Senin, 11 April 2011

Hobi Naik Sepeda Gunung Berisiko Cedera Tulang Belakang

img
Ilustrasi (Foto: meandmybicycle)
Kanada, Kecepatan tinggi, medan lintasan vertikal yang ekstrim dan panjang mungkin membuat olahraga sepeda gunung alias mountain bikers lebih berisiko ketimbang sepak bola, menyelam atau pemandu sorak. Penunggang sepeda gunung lebih berisiko mengalami gangguan tulang belakang.

Temuan ini memperingatkan bahwa menggunakan kendaraan roda dua pada jalur yang berbahaya sangat berisiko pada tulang belakang. Satu dari enam kasus dianggap cukup serius untuk menyebabkan kelumpuhan yang parah.

"Orang perlu mengetahui bahwa kegiatan bersepeda gunung yang mereka pilih memiliki risiko yang unik dan spesifik," ujar Dr Marcel Dvorak, dari University of British Columbia di Kanada, seperti dilansir dari Health24, Selasa (8/6/2010).

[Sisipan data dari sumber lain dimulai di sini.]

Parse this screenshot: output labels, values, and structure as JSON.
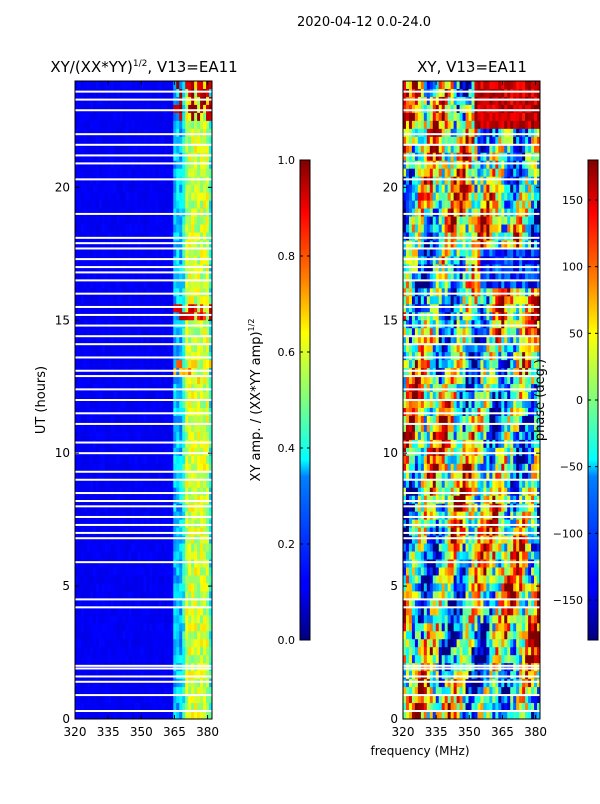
{
  "figure": {
    "suptitle": "2020-04-12 0.0-24.0"
  },
  "chart_data": [
    {
      "type": "heatmap",
      "title_main": "XY/(XX*YY)",
      "title_sup": "1/2",
      "title_tail": ", V13=EA11",
      "ylabel": "UT (hours)",
      "xlabel": "",
      "xlim": [
        320,
        382
      ],
      "ylim": [
        0,
        24
      ],
      "xticks": [
        "320",
        "335",
        "350",
        "365",
        "380"
      ],
      "xtick_values": [
        320,
        335,
        350,
        365,
        380
      ],
      "yticks": [
        "0",
        "5",
        "10",
        "15",
        "20"
      ],
      "ytick_values": [
        0,
        5,
        10,
        15,
        20
      ],
      "colorbar": {
        "label_main": "XY amp. / (XX*YY amp)",
        "label_sup": "1/2",
        "range": [
          0.0,
          1.0
        ],
        "ticks": [
          "0.0",
          "0.2",
          "0.4",
          "0.6",
          "0.8",
          "1.0"
        ],
        "tick_values": [
          0.0,
          0.2,
          0.4,
          0.6,
          0.8,
          1.0
        ]
      },
      "colormap": "jet",
      "flagged_hours": [
        0.3,
        0.9,
        1.4,
        1.6,
        1.9,
        2.0,
        4.2,
        4.5,
        5.9,
        6.8,
        7.0,
        7.3,
        7.6,
        8.0,
        8.2,
        8.5,
        9.0,
        9.3,
        10.0,
        10.4,
        11.1,
        11.5,
        12.0,
        12.4,
        12.9,
        13.1,
        13.6,
        14.1,
        14.4,
        14.8,
        15.2,
        15.5,
        16.0,
        16.5,
        16.8,
        17.0,
        17.3,
        17.7,
        17.9,
        18.1,
        19.0,
        20.3,
        20.9,
        21.2,
        21.6,
        22.0,
        22.9,
        23.3,
        23.6
      ]
    },
    {
      "type": "heatmap",
      "title": "XY, V13=EA11",
      "ylabel": "",
      "xlabel": "frequency (MHz)",
      "xlim": [
        320,
        382
      ],
      "ylim": [
        0,
        24
      ],
      "xticks": [
        "320",
        "335",
        "350",
        "365",
        "380"
      ],
      "xtick_values": [
        320,
        335,
        350,
        365,
        380
      ],
      "yticks": [
        "0",
        "5",
        "10",
        "15",
        "20"
      ],
      "ytick_values": [
        0,
        5,
        10,
        15,
        20
      ],
      "colorbar": {
        "label": "phase (deg.)",
        "range": [
          -180,
          180
        ],
        "ticks": [
          "−150",
          "−100",
          "−50",
          "0",
          "50",
          "100",
          "150"
        ],
        "tick_values": [
          -150,
          -100,
          -50,
          0,
          50,
          100,
          150
        ]
      },
      "colormap": "jet",
      "flagged_hours": [
        0.3,
        0.9,
        1.4,
        1.6,
        1.9,
        2.0,
        4.2,
        4.5,
        5.9,
        6.8,
        7.0,
        7.3,
        7.6,
        8.0,
        8.2,
        8.5,
        9.0,
        9.3,
        10.0,
        10.4,
        11.1,
        11.5,
        12.0,
        12.4,
        12.9,
        13.1,
        13.6,
        14.1,
        14.4,
        14.8,
        15.2,
        15.5,
        16.0,
        16.5,
        16.8,
        17.0,
        17.3,
        17.7,
        17.9,
        18.1,
        19.0,
        20.3,
        20.9,
        21.2,
        21.6,
        22.0,
        22.9,
        23.3,
        23.6
      ]
    }
  ]
}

Penelitian sebelumnya telah menjelaskan tentang berbagai luka yang diderita oleh penunggang sepeda gunung. Tapi tak seorang pun pernah mengevaluasi risiko spesifik dari cedera tulang belakang pada pesepeda gunung.

Pasien rata-rata berusia 33 tahun, dan dari semuanya hanya 2 pengendara yang melakukannya untuk tujuan rekreasi. Temuan ini telah dilaporkan dalam American Journal of Sports Medicine.

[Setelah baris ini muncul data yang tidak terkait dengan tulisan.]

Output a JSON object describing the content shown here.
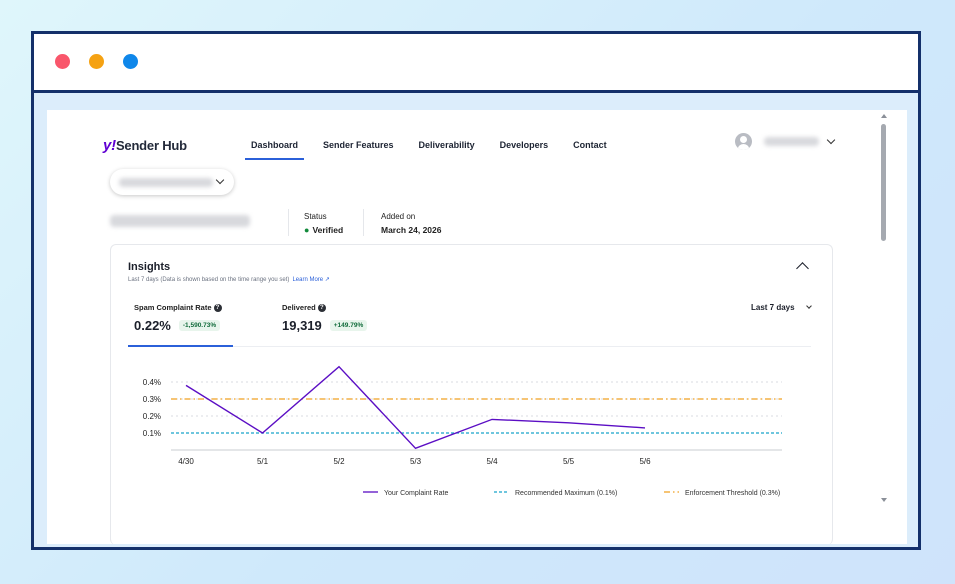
{
  "window": {
    "controls": [
      "close",
      "minimize",
      "maximize"
    ]
  },
  "header": {
    "logo_mark": "y!",
    "logo_text": "Sender Hub",
    "nav": [
      {
        "label": "Dashboard",
        "active": true
      },
      {
        "label": "Sender Features",
        "active": false
      },
      {
        "label": "Deliverability",
        "active": false
      },
      {
        "label": "Developers",
        "active": false
      },
      {
        "label": "Contact",
        "active": false
      }
    ],
    "user_icon": "user-avatar-icon"
  },
  "account": {
    "status_label": "Status",
    "status_value": "Verified",
    "status_color": "#128a3b",
    "added_label": "Added on",
    "added_value": "March 24, 2026"
  },
  "insights": {
    "title": "Insights",
    "subtitle": "Last 7 days (Data is shown based on the time range you set)",
    "learn_more": "Learn More",
    "range": "Last 7 days",
    "metrics": [
      {
        "label": "Spam Complaint Rate",
        "value": "0.22%",
        "change": "-1,590.73%",
        "active": true
      },
      {
        "label": "Delivered",
        "value": "19,319",
        "change": "+149.79%",
        "active": false
      }
    ]
  },
  "chart_data": {
    "type": "line",
    "categories": [
      "4/30",
      "5/1",
      "5/2",
      "5/3",
      "5/4",
      "5/5",
      "5/6"
    ],
    "series": [
      {
        "name": "Your Complaint Rate",
        "values": [
          0.38,
          0.1,
          0.49,
          0.01,
          0.18,
          0.16,
          0.13
        ],
        "color": "#5b0ec4"
      }
    ],
    "thresholds": [
      {
        "name": "Recommended Maximum (0.1%)",
        "value": 0.1,
        "color": "#17a5c9"
      },
      {
        "name": "Enforcement Threshold (0.3%)",
        "value": 0.3,
        "color": "#f0a020"
      }
    ],
    "yticks": [
      "0.4%",
      "0.3%",
      "0.2%",
      "0.1%"
    ],
    "ylim": [
      0,
      0.5
    ],
    "grid": true,
    "legend_position": "bottom"
  }
}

Tim peneliti tidak dapat menghitung risiko cedera pada tulang belakang pada pesepeda gunung. Tetapi peneliti menduga bahwa selama masa penelitian 13 tahun, angka tahunan menunjukkan 1 dari 500.000 kejadian di British Columbia. Sebesar 4 persen dari pasien mengalami cedera tulang belakang.

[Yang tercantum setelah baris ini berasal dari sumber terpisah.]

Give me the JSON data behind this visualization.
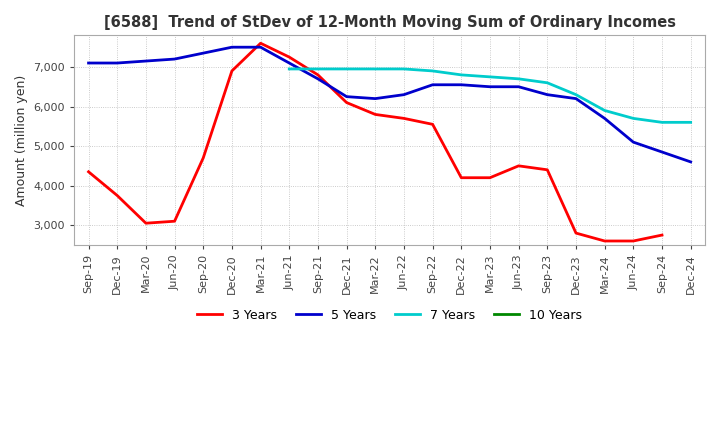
{
  "title": "[6588]  Trend of StDev of 12-Month Moving Sum of Ordinary Incomes",
  "ylabel": "Amount (million yen)",
  "background_color": "#ffffff",
  "grid_color": "#aaaaaa",
  "ylim": [
    2500,
    7800
  ],
  "yticks": [
    3000,
    4000,
    5000,
    6000,
    7000
  ],
  "x_labels": [
    "Sep-19",
    "Dec-19",
    "Mar-20",
    "Jun-20",
    "Sep-20",
    "Dec-20",
    "Mar-21",
    "Jun-21",
    "Sep-21",
    "Dec-21",
    "Mar-22",
    "Jun-22",
    "Sep-22",
    "Dec-22",
    "Mar-23",
    "Jun-23",
    "Sep-23",
    "Dec-23",
    "Mar-24",
    "Jun-24",
    "Sep-24",
    "Dec-24"
  ],
  "series": {
    "3 Years": {
      "color": "#ff0000",
      "data": [
        4350,
        3750,
        3050,
        3100,
        4700,
        6900,
        7600,
        7250,
        6800,
        6100,
        5800,
        5700,
        5550,
        4200,
        4200,
        4500,
        4400,
        2800,
        2600,
        2600,
        2750,
        null
      ]
    },
    "5 Years": {
      "color": "#0000cc",
      "data": [
        7100,
        7100,
        7150,
        7200,
        7350,
        7500,
        7500,
        7100,
        6700,
        6250,
        6200,
        6300,
        6550,
        6550,
        6500,
        6500,
        6300,
        6200,
        5700,
        5100,
        4850,
        4600
      ]
    },
    "7 Years": {
      "color": "#00cccc",
      "data": [
        null,
        null,
        null,
        null,
        null,
        null,
        null,
        6950,
        6950,
        6950,
        6950,
        6950,
        6900,
        6800,
        6750,
        6700,
        6600,
        6300,
        5900,
        5700,
        5600,
        5600
      ]
    },
    "10 Years": {
      "color": "#008800",
      "data": [
        null,
        null,
        null,
        null,
        null,
        null,
        null,
        null,
        null,
        null,
        null,
        null,
        null,
        null,
        null,
        null,
        null,
        null,
        null,
        null,
        null,
        null
      ]
    }
  }
}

Dua pertiga pesepeda gunung memerlukan pembedahan. Bahkan 40 persen mengalami cedera yang paling buruk, yaitu cedera sumsum tulang belakang. Dan dari jumlah tersebut, lebih dari 40 persennya mengalami kelumpuhan total.

"Patah pergelangan tangan dan wajah adalah yang paling umum. Tapi cedera tulang belakang lebih berat, dengan konsekuensi jangka panjang yang lebih dalam," tambah Dvorak.

Menurutnya, sebagian besar pesepeda mengalami luka-luka akibat kehilangan kendali terhadap setang sepeda atau jatuh dari ketinggian yeng terjal. Dari kedua kasus, sering mengakibatkan dampak serius di bagian kepala yang memicu trauma di leher dan tulang belakang.

Yang mengejutkan, peneliti tidak menemukan hubungan antara mengenakan helm dan beratnya cedera yang dialami bikers. "Helm dapat mencegah cedera pada kepala, tetapi tidak dapat melindungi leher Anda," tegas Dvorak.

Terlebih lagi, olahraga unik ini dilakukan di medan yang benar-benar sulit dijangkau oleh tenaga medis, seperti di hutan atau daerah pegunungan terpencil.

Akibatnya bila terjadi kecelakaan, ambulans atau bahkan helikopter akan sulit mengakses daerah tersebut sehingga membutuhkan waktu yang lama untuk dapat menolong bikers tersebut.